Millie Bobby Brown’s recent Instagram post highlighted a disturbing trend: the ruthless criticism of young women by media outlets, often at the hands of female writers. Brown called out several articles with headlines like “Why are Gen-Zers like Millie Bobby Brown aging so badly?” (written by MailOnline journalist Lydia Hawken who has since resigned due to the resulting backlash) and “Millie Bobby Brown mistaken for someone’s mom as she guides younger sister Ava through LA,” written by Cassie Carpenter.
Her words were a powerful reminder that the harshest critics of women are often other women, raising important questions about the dynamics at play. This has long been observed in the media world – the examples are so many that one would have to spend days just listing them all.
The standard explanation for this phenomenon points to internalised misogyny (see for example Sandra Lee Bartky – In “Femininity and Domination”, 1990) – the idea that women have absorbed patriarchal values and perpetuate them against each other.
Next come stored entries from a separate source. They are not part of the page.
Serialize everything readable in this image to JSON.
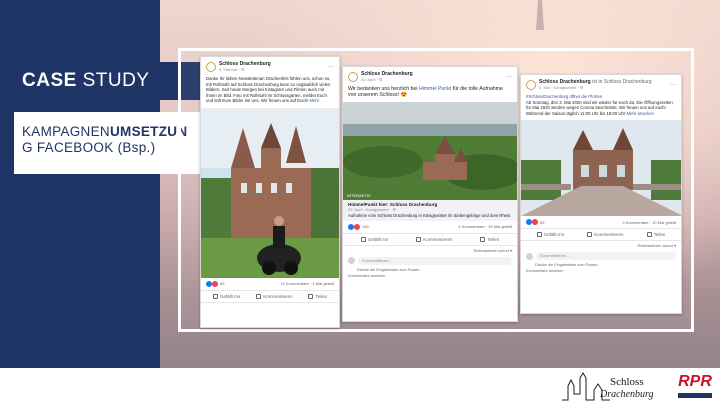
{
  "slide": {
    "title_bold": "CASE",
    "title_rest": " STUDY",
    "subtitle_line1_a": "KAMPAGNEN",
    "subtitle_line1_b": "UMSETZUN",
    "subtitle_line2": "G FACEBOOK (Bsp.)"
  },
  "posts": [
    {
      "page": "Schloss Drachenburg",
      "meta": "9. Februar · ⚙",
      "text": "Danke Ihr lieben Newsletterian Drachenfels fühlen uns, schon so, mit Rollstuhl auf Schloss Drachenburg kann so unglaublich vielen Bildern. Seit heute Morgen bei Instagram und Filmen auch mit Ihnen im Bild. Foto mit Rollstuhl im Schlossgarten, meldet Euch und teilt Eure Bilder mit uns. Wir freuen uns auf Euch!",
      "more": "Mehr",
      "reactions_left": "65",
      "reactions_right": "11 Kommentare · 4 Mal geteilt",
      "actions": [
        "Gefällt mir",
        "Kommentieren",
        "Teilen"
      ]
    },
    {
      "page": "Schloss Drachenburg",
      "meta": "22. April · ⚙",
      "text_a": "Wir bedanken uns herzlich bei ",
      "text_link": "Himmel Punkt",
      "text_b": " für die tolle Aufnahme von unserem Schloss! 😍",
      "img_caption": "INTERAKTIV",
      "share_title": "HimmelPunkt hier: Schloss Drachenburg",
      "share_meta": "22. April · Königswinter · ⚙",
      "share_text": "Aufnahme vom Schloss Drachenburg in Königswinter im Siebengebirge und dem Rhein.",
      "reactions_left": "145",
      "reactions_right": "4 Kommentare · 29 Mal geteilt",
      "actions": [
        "Gefällt mir",
        "Kommentieren",
        "Teilen"
      ],
      "relevance": "Relevanteste zuerst ▾",
      "comment_placeholder": "Kommentieren ...",
      "small_note": "Drücke die Eingabetaste zum Posten.",
      "comment_hint": "Kommentare ansehen"
    },
    {
      "page": "Schloss Drachenburg",
      "page_suffix": " ist in Schloss Drachenburg",
      "meta": "5. Mai · Königswinter · ⚙",
      "text_tag": "#SchlossDrachenburg öffnet die Pforten.",
      "text": "Ab Sonntag, den 3. Mai 2020 sind wir wieder für euch da. Die Öffnungszeiten für Mai 2020 werden wegen Corona beschränkt. Wir freuen uns auf euch!",
      "hours": "Während der Saison täglich 11:00 Uhr bis 18:00 Uhr",
      "more": "Mehr ansehen",
      "reactions_left": "95",
      "reactions_right": "3 Kommentare · 10 Mal geteilt",
      "actions": [
        "Gefällt mir",
        "Kommentieren",
        "Teilen"
      ],
      "relevance": "Relevanteste zuerst ▾",
      "comment_placeholder": "Kommentieren ...",
      "small_note": "Drücke die Eingabetaste zum Posten.",
      "comment_hint": "Kommentare ansehen"
    }
  ],
  "logos": {
    "schloss": "Schloss",
    "schloss_script": "Drachenburg",
    "rpr": "RPR"
  },
  "colors": {
    "navy": "#1f3566",
    "fb_blue": "#1877f2",
    "rpr_red": "#c8102e"
  }
}
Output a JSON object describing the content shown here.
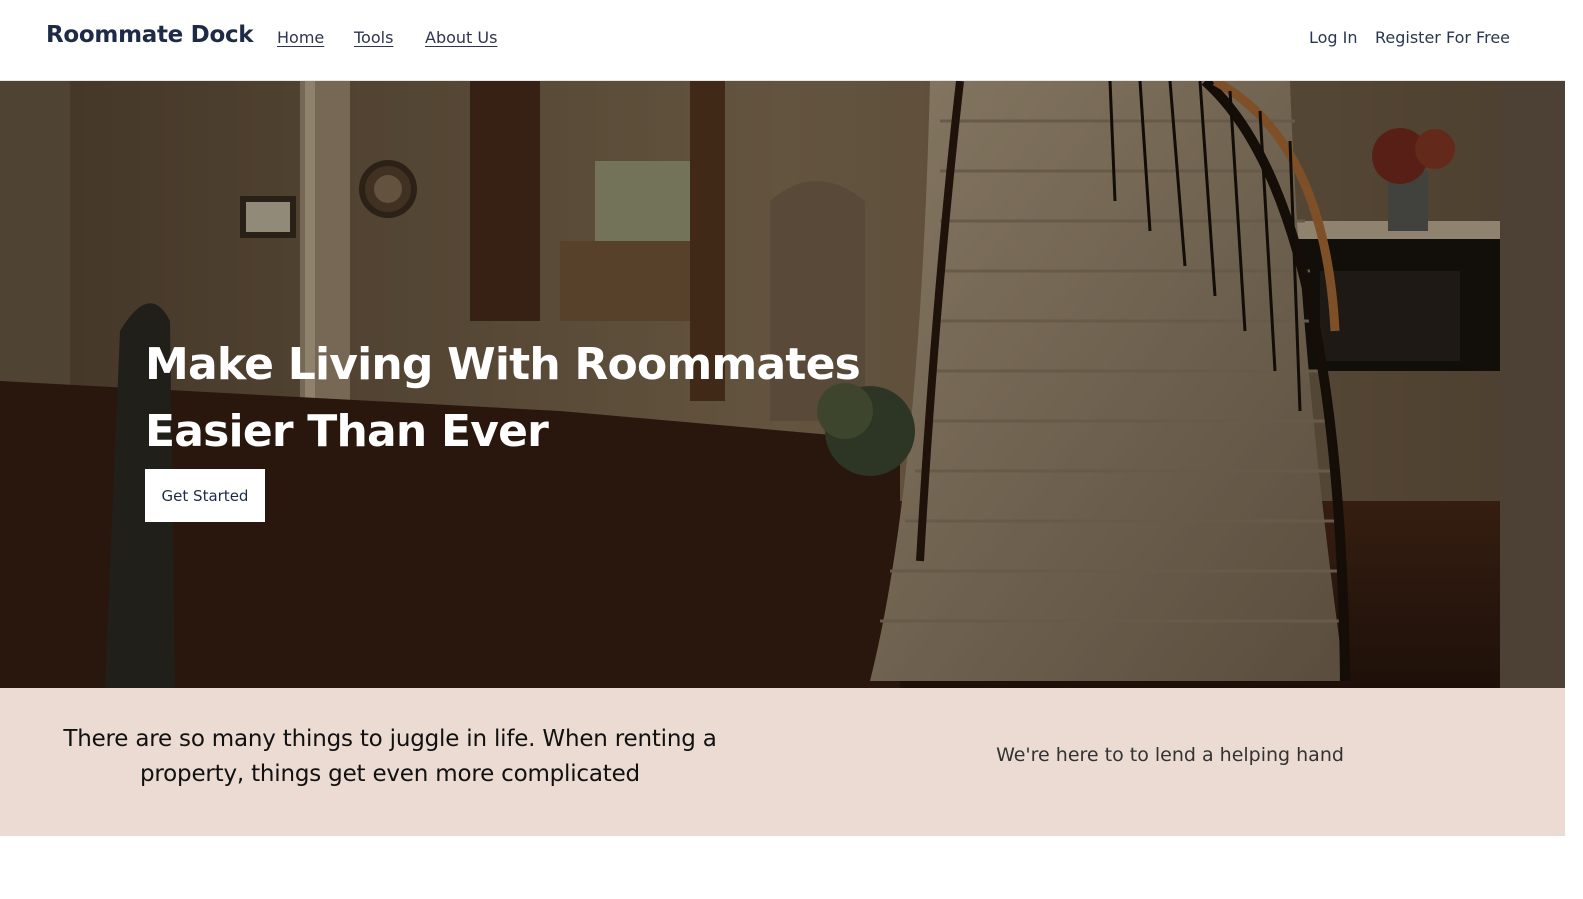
{
  "header": {
    "brand": "Roommate Dock",
    "nav": [
      {
        "label": "Home"
      },
      {
        "label": "Tools"
      },
      {
        "label": "About Us"
      }
    ],
    "login_label": "Log In",
    "register_label": "Register For Free"
  },
  "hero": {
    "title": "Make Living With Roommates Easier Than Ever",
    "cta_label": "Get Started"
  },
  "band": {
    "left_text": "There are so many things to juggle in life. When renting a property, things get even more complicated",
    "right_text": "We're here to to lend a helping hand"
  }
}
While this framework offers some insights, I believe it provides an incomplete picture of a more complex social dynamic. By examining this issue more thoroughly, we might better understand why women can be so cruel to one another, particularly in media contexts.
Beyond the Patriarchy Explanation
The default response to female-on-female criticism often invokes patriarchy as the root cause. This perspective suggests that women have internalised male-dominated social values that reduce women to their appearance and youth, leading them to enforce these standards on other women. Feminist philosopher Sandra Lee Bartky explored this concept in her influential work “Femininity and Domination” (1990), noting how women often become “panoptical males” surveilling both themselves and other women.
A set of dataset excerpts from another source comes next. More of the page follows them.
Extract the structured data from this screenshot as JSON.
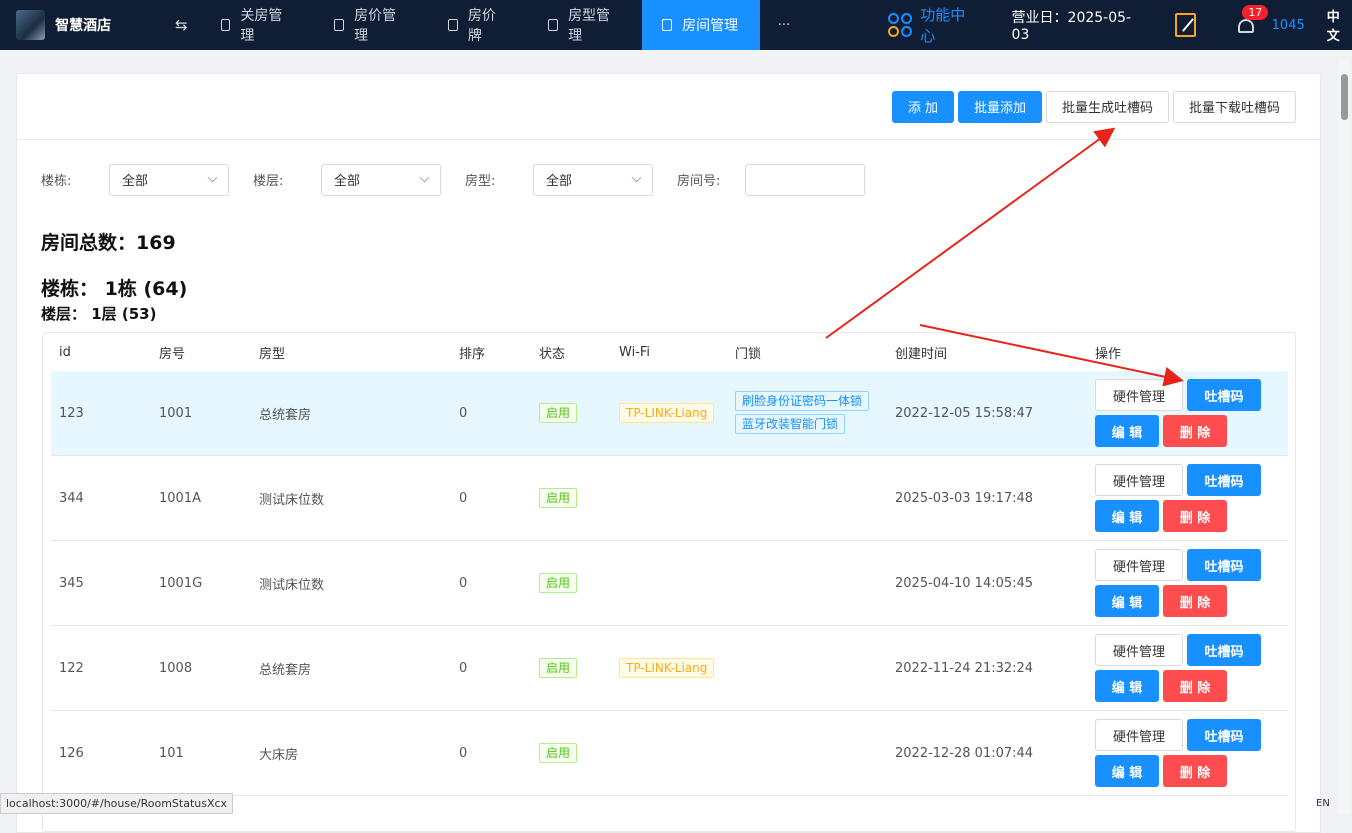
{
  "topbar": {
    "brand": "智慧酒店",
    "swap": "⇆",
    "nav": [
      {
        "label": "关房管理"
      },
      {
        "label": "房价管理"
      },
      {
        "label": "房价牌"
      },
      {
        "label": "房型管理"
      },
      {
        "label": "房间管理",
        "active": true
      }
    ],
    "more": "···",
    "func_center": "功能中心",
    "business_day": "营业日：2025-05-03",
    "badge": "17",
    "user": "1045",
    "lang": "中文"
  },
  "toolbar": {
    "add": "添 加",
    "batch_add": "批量添加",
    "batch_gen": "批量生成吐槽码",
    "batch_download": "批量下载吐槽码"
  },
  "filters": {
    "building_label": "楼栋:",
    "building_value": "全部",
    "floor_label": "楼层:",
    "floor_value": "全部",
    "type_label": "房型:",
    "type_value": "全部",
    "room_label": "房间号:"
  },
  "summary": {
    "total": "房间总数：169",
    "building": "楼栋：  1栋 (64)",
    "floor": "楼层：  1层 (53)"
  },
  "table": {
    "headers": [
      "id",
      "房号",
      "房型",
      "排序",
      "状态",
      "Wi-Fi",
      "门锁",
      "创建时间",
      "操作"
    ],
    "rows": [
      {
        "id": "123",
        "room": "1001",
        "type": "总统套房",
        "sort": "0",
        "status": "启用",
        "wifi": "TP-LINK-Liang",
        "locks": [
          "刷脸身份证密码一体锁",
          "蓝牙改装智能门锁"
        ],
        "created": "2022-12-05 15:58:47"
      },
      {
        "id": "344",
        "room": "1001A",
        "type": "测试床位数",
        "sort": "0",
        "status": "启用",
        "wifi": "",
        "locks": [],
        "created": "2025-03-03 19:17:48"
      },
      {
        "id": "345",
        "room": "1001G",
        "type": "测试床位数",
        "sort": "0",
        "status": "启用",
        "wifi": "",
        "locks": [],
        "created": "2025-04-10 14:05:45"
      },
      {
        "id": "122",
        "room": "1008",
        "type": "总统套房",
        "sort": "0",
        "status": "启用",
        "wifi": "TP-LINK-Liang",
        "locks": [],
        "created": "2022-11-24 21:32:24"
      },
      {
        "id": "126",
        "room": "101",
        "type": "大床房",
        "sort": "0",
        "status": "启用",
        "wifi": "",
        "locks": [],
        "created": "2022-12-28 01:07:44"
      }
    ],
    "ops": {
      "hardware": "硬件管理",
      "qrcode": "吐槽码",
      "edit": "编 辑",
      "delete": "删 除"
    }
  },
  "status_url": "localhost:3000/#/house/RoomStatusXcx",
  "ime": "EN"
}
While there’s merit to this analysis, it doesn’t fully explain the intensity and persistence of these behaviours, nor does it account for their manifestation in female-dominated spaces. As philosopher Christina Hoff Sommers argues in “Who Stole Feminism?” (1994), reducing complex female social behaviours entirely to patriarchal conditioning risks oversimplification and obscures women’s authentic agency in these dynamics.
The patriarchy explanation also inadvertently diminishes women’s agency, suggesting that women who criticise other women are merely puppets of larger social forces rather than individuals making conscious choices. This framing, ironically, can itself be seen as somewhat paternalistic. Feminist theorist Camille Paglia has consistently challenged this view, arguing that women’s competitive and critical behaviours have roots that predate modern patriarchal structures.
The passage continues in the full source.